The case was brought in Los Angeles Superior Court before now-retired Judge Monica Bachner. The defendants moved to compel arbitration, and Bachner denied the motion, reasoning that the health directive authorized Harrod to make only health care decisions.

The Country Oaks defendants appealed and Div. Four of this district’s Court of Appeal agreed with Bachner. The defendants sought review in the state Supreme Court.

Health Care Decisions

Jenkins noted that there is no dispute that the selection of a skilled nursing facility for Logan was within the scope of Harrod’s agency under the power of attorney, but that the parties disagreed as to whether the authority to make “health care decisions” encompassed Harrod’s separate and optional decision to bind Logan to arbitrate disputes with the facility.

The jurist explained that the meaning of a “health care decision” in a power of attorney is linked to the meaning of the term in the Health Care Decisions Law, California Probate Code §4617, noting that the power of attorney signed by Logan indicated that it was created under the authority of that statute. Under the code, a “health care decision” is defined as one “regarding the patient’s health care.”

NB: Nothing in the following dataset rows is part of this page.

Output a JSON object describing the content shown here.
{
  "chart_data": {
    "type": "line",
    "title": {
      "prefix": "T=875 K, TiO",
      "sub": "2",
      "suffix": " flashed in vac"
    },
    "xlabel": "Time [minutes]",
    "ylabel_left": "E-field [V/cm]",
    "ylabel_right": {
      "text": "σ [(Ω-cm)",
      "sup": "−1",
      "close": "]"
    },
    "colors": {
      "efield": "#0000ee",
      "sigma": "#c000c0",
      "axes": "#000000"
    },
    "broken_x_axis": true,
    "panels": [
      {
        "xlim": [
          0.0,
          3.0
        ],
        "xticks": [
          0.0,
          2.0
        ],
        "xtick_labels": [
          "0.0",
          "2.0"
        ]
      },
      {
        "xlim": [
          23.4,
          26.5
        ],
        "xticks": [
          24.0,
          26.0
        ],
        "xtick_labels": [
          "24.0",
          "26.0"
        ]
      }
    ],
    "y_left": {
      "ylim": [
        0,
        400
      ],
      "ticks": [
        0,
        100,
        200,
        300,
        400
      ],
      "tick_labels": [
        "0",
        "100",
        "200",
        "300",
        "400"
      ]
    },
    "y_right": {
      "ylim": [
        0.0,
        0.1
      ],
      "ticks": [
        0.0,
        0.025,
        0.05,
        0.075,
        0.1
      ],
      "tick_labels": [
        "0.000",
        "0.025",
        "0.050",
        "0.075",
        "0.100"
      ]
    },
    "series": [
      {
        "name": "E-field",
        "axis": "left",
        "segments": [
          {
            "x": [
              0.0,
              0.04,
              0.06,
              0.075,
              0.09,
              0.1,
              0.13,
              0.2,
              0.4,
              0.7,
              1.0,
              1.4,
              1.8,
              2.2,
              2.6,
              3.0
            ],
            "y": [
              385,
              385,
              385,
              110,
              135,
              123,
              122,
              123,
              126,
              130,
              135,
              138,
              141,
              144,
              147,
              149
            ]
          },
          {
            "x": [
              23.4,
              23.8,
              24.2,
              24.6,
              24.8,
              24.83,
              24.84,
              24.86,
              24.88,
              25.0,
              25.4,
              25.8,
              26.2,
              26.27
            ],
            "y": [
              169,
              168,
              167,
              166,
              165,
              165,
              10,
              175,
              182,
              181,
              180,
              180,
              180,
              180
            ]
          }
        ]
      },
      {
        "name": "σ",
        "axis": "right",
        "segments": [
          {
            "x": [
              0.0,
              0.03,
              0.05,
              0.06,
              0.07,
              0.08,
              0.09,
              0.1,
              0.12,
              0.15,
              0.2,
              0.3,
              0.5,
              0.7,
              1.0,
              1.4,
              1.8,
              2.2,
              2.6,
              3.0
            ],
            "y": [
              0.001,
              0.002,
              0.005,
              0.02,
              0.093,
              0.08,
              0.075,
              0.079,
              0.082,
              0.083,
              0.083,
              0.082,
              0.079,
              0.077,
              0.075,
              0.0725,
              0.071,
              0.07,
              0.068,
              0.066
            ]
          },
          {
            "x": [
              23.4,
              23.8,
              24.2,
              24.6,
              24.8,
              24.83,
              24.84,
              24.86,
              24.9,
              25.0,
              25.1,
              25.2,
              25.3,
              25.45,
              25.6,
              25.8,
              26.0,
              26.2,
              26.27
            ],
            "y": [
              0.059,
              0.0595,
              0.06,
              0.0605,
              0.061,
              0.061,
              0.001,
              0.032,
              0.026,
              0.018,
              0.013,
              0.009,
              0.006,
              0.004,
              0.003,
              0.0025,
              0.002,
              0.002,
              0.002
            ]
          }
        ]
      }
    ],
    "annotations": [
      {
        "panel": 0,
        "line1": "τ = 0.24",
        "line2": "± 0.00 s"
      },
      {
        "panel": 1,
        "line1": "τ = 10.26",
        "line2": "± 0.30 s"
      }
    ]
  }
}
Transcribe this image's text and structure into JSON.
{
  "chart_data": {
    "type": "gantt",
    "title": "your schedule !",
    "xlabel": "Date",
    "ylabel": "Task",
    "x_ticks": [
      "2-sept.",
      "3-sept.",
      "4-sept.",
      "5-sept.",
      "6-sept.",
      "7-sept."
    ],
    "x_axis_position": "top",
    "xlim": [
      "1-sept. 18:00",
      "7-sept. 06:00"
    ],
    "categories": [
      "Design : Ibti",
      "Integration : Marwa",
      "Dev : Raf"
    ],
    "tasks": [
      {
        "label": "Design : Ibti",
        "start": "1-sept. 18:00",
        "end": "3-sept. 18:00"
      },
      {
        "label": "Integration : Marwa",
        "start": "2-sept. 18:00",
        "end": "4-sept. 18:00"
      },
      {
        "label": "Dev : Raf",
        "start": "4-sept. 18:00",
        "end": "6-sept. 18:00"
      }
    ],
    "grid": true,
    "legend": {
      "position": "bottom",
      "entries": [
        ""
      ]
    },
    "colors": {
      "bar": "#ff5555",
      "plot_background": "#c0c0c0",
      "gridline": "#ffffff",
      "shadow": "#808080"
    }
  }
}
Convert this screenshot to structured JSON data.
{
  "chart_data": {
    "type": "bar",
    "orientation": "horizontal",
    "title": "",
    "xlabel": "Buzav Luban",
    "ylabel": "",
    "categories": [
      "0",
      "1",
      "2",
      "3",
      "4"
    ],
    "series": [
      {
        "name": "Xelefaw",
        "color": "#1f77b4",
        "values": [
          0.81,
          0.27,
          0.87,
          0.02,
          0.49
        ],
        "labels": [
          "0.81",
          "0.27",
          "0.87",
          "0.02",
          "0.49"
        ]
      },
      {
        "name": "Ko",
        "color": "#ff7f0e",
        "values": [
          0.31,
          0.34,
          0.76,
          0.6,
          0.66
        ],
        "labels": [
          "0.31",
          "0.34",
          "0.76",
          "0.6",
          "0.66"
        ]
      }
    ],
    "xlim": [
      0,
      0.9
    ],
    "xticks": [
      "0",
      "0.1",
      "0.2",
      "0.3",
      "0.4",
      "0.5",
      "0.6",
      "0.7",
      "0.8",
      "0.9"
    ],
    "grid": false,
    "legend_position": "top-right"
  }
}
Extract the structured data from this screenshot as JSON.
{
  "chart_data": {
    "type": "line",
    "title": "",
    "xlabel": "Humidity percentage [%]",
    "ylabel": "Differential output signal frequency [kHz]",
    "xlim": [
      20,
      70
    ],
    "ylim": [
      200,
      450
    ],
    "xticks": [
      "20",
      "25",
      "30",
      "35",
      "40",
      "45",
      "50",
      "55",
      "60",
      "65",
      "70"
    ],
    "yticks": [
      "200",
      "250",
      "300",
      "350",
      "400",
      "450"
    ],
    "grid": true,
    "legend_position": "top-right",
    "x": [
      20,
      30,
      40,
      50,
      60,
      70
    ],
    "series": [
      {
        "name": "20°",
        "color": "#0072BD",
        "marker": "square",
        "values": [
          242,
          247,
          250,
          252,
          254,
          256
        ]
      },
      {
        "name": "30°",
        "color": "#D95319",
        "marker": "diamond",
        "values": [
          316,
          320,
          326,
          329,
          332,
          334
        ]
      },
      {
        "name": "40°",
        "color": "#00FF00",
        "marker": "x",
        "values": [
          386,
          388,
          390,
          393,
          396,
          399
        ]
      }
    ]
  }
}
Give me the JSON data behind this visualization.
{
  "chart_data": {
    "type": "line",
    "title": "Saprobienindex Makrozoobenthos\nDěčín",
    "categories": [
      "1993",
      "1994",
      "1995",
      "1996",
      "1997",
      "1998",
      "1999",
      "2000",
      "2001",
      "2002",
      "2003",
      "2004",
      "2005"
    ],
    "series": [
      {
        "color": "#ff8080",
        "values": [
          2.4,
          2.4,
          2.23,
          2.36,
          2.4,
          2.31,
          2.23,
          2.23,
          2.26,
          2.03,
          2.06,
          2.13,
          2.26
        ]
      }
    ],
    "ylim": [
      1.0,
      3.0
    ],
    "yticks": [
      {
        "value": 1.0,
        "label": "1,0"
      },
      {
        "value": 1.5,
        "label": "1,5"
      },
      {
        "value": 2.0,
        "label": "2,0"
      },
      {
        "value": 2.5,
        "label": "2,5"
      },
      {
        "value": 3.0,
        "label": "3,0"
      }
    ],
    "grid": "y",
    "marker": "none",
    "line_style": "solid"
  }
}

He noted that Logan’s power of attorney does not define the term, but said that the document does list examples of what counts as a health care decision, including such things as consenting to tests, drugs or surgery and any medical services. Under those circumstances, he wrote:

“Each enumerated example of a health care decision in the Health Care Decisions Law and in Logan’s power of attorney directly pertains to who provides health care and what may be done to a principal’s body in health, sickness, or death. There is no catchall provision, no express delegation of power to make decisions that serve other purposes, and no express grant of power to waive access to the courts, agree to arbitration, or to otherwise negotiate about or accept any dispute resolution method.”

He continued:

“Thus, defining the term ‘health care decision’ to include a standalone arbitration agreement would not be ‘in concert with’…the items listed and, therefore, with the apparent intent evidenced by the definitional provisions of Logan’s power of attorney or the Health Care Decisions Law it invokes.

1976 Decision

The defendants argued that the 1976 California Supreme Court case of Madden v. Kaiser Foundation Hospitals, which found a state retirement board statutorily authorized to negotiate contracts for state employees could agree to an arbitration clause on behalf of the employees, is dispositive. Jenkins disagreed, saying:

“If, under Madden, selecting arbitration as a contract term serves the purpose of statutorily authorized contract negotiation, choosing a dispute resolution method does not similarly serve the purpose of making ‘health care decisions’ when that choice is contained in a side agreement with no impact on health care or who administers it.”

The case is Harrod v. Country Oaks Partners, LLC, 2024 S.O.S 1121.

Mark Harrod was represented by Matthew Borden and Kory James DeClark of the San Francisco firm BraunHagey and Borden LLP; Ayman R. Mourad of the Lakewood office of Lanzone Morgan, LLP; and Suzanne M. Voas, Alexander S. Rynerson and Elizabeth M. Kim of the Long Beach office of Lazone Morgan, LLP.

Country Oak Partners, LLC and Sun Mar Management Services were represented by Sun Mar’s in-house attorneys Karen Khachatryan and Julieta Y. Echeverria as well as Cassidy C. Davenport of the San Marino firm Cole Pedroza LLP; Brittany A. Ortiz of the Brea firm Jackson Tidus; and Robert M. Dato, Lauren S. Jacobs, and Harry W.R. Chamberlain of the Los Angeles office of Buchalter.